Chaikhoutdinov Irina, Mitzner Ron, Goldenberg David
Division of Otolaryngology-Head and Neck Surgery, Penn State Hershey Medical Center College of Medicine, Hershey, Pennsylvania, USA.
Division of Otolaryngology-Head and Neck Surgery, Penn State Hershey Medical Center College of Medicine, Hershey, Pennsylvania, USA
Otolaryngol Head Neck Surg. 2014 Jun;150(6):939-42. doi: 10.1177/0194599814524705. Epub 2014 Mar 11.
To examine patients with incidentally discovered thyroid nodules (IDTNs) with a focus on identification, evaluation, surgical intervention, and rates of malignancy.
Case series with chart review.
Tertiary care medical center.
A total of 1408 patients were identified by cross-referencing thyroid diagnosis codes with ultrasound (US) codes between July 2008 and June 2009. Information regarding demographics, follow-up, and outcomes was extracted from the medical record.

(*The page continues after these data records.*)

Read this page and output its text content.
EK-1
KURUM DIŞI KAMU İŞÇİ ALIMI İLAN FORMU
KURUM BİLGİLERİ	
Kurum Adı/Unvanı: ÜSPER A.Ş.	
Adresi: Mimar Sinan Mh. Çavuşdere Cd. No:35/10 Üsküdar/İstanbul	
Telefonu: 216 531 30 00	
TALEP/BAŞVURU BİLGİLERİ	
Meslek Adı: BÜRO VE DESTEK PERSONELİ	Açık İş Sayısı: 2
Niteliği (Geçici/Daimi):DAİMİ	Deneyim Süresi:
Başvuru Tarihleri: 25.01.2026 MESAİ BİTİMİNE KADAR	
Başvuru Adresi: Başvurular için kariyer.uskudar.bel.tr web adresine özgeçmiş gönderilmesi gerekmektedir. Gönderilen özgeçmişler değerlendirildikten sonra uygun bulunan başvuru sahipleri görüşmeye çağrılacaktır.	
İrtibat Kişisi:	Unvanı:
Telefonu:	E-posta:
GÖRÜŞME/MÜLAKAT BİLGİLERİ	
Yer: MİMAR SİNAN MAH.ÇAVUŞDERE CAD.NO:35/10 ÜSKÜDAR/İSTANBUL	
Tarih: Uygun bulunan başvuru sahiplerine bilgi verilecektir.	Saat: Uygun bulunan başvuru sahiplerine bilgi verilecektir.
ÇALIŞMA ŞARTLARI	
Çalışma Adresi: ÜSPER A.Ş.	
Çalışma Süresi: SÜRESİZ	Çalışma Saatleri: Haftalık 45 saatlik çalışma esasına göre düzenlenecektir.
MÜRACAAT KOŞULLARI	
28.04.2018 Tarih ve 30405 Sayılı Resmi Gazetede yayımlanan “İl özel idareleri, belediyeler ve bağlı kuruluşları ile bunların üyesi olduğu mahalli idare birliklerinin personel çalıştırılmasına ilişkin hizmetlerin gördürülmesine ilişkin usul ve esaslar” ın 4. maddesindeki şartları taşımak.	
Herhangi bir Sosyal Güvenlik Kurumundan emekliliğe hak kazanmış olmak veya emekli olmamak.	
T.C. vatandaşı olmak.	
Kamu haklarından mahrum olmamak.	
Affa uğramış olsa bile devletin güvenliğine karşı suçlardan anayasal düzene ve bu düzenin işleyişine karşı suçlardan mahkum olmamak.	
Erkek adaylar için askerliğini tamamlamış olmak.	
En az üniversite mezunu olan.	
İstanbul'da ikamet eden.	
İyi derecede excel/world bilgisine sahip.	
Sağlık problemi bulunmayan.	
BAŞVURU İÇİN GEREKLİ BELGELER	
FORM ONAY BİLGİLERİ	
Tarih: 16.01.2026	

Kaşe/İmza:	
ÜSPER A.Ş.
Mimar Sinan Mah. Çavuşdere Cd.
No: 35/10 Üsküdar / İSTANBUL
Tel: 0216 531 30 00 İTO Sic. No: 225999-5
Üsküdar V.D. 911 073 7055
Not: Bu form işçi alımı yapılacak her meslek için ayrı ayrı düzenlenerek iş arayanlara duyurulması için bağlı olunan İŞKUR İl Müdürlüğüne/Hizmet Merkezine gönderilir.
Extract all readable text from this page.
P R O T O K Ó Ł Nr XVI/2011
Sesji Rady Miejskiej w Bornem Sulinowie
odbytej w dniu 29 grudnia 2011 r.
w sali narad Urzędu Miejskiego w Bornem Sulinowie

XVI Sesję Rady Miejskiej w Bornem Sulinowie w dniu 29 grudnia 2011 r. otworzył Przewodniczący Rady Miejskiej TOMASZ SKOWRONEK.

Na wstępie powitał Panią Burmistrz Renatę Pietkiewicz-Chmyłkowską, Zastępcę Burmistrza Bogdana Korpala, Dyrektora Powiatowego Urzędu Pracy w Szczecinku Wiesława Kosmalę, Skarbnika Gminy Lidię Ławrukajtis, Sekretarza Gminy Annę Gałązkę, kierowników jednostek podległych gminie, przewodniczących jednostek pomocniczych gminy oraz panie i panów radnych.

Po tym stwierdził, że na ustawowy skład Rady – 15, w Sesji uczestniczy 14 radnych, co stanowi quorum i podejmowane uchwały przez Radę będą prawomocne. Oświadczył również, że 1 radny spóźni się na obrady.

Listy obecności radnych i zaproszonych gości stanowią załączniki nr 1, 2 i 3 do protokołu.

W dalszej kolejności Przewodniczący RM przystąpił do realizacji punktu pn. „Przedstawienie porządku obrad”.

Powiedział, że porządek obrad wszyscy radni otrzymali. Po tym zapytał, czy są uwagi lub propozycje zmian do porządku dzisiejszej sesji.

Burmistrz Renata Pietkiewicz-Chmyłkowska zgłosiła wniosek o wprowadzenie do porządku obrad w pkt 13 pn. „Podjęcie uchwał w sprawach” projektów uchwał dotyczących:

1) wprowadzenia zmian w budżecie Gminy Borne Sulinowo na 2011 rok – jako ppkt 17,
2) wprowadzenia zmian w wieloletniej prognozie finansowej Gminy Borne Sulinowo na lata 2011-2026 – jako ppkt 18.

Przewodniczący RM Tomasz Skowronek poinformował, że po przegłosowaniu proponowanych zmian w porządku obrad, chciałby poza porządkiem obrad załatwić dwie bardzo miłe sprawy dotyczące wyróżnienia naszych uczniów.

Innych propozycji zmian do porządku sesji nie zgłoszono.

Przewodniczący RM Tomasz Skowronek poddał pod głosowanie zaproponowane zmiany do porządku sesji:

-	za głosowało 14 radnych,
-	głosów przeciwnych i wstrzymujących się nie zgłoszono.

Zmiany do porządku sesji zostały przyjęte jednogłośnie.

A total of 249 patients with IDTNs were identified. Most were discovered on computed tomography (CT) scans (59.8%); the most common indication for obtaining imaging was for evaluation of an unrelated malignancy (26.9%). Malignant IDTNs were identified on 23.8% of positron emission tomography/CT scans and 6.8% of CT scans. Initial evaluation of IDTNs was performed by US in 62.2% and by US with fine-needle aspiration (FNA) in 36.1% of patients. The most common pathology on FNA of IDTNs was benign follicular nodule (64.1%) followed by papillary thyroid cancer (PTC; 13.5%); however, 31.7% of all cytology indicated suspicion for malignancy. Fifty-five patients (22.1%) were treated surgically. On final surgical pathology, 33 malignancies were present, of which 28 were PTC. The overall malignancy rate for incidental thyroid nodules was 13.3%.
We identified a malignancy of at least 13.3% in IDTNs, reaffirming that IDTNs should undergo thorough workup.
检查偶然发现的甲状腺结节(IDTNs)患者,重点关注其识别、评估、手术干预及恶性率。
病例系列研究并进行病历回顾。
三级医疗中心。
通过交叉对照2008年7月至2009年6月间甲状腺诊断编码与超声(US)编码,共识别出1408例患者。从病历中提取有关人口统计学、随访及结果的信息。
共识别出249例IDTNs患者。大多数结节是在计算机断层扫描(CT)中发现的(59.8%);进行成像检查最常见的指征是评估无关的恶性肿瘤(26.9%)。在23.8%的正电子发射断层扫描/CT和6.8%的CT扫描中发现了恶性IDTNs。62.2%的患者对IDTNs进行了超声初步评估,36.1%的患者进行了超声引导下细针穿刺活检(FNA)。IDTNs细针穿刺活检最常见的病理结果是良性滤泡性结节(64.1%),其次是甲状腺乳头状癌(PTC;13.5%);然而,所有细胞学检查中有31.7%提示怀疑为恶性。55例患者(22.1%)接受了手术治疗。最终手术病理显示有33例恶性肿瘤,其中28例为PTC。偶然发现的甲状腺结节总体恶性率为13.3%。
我们发现IDTNs的恶性率至少为13.3%,再次证实IDTNs应接受全面检查。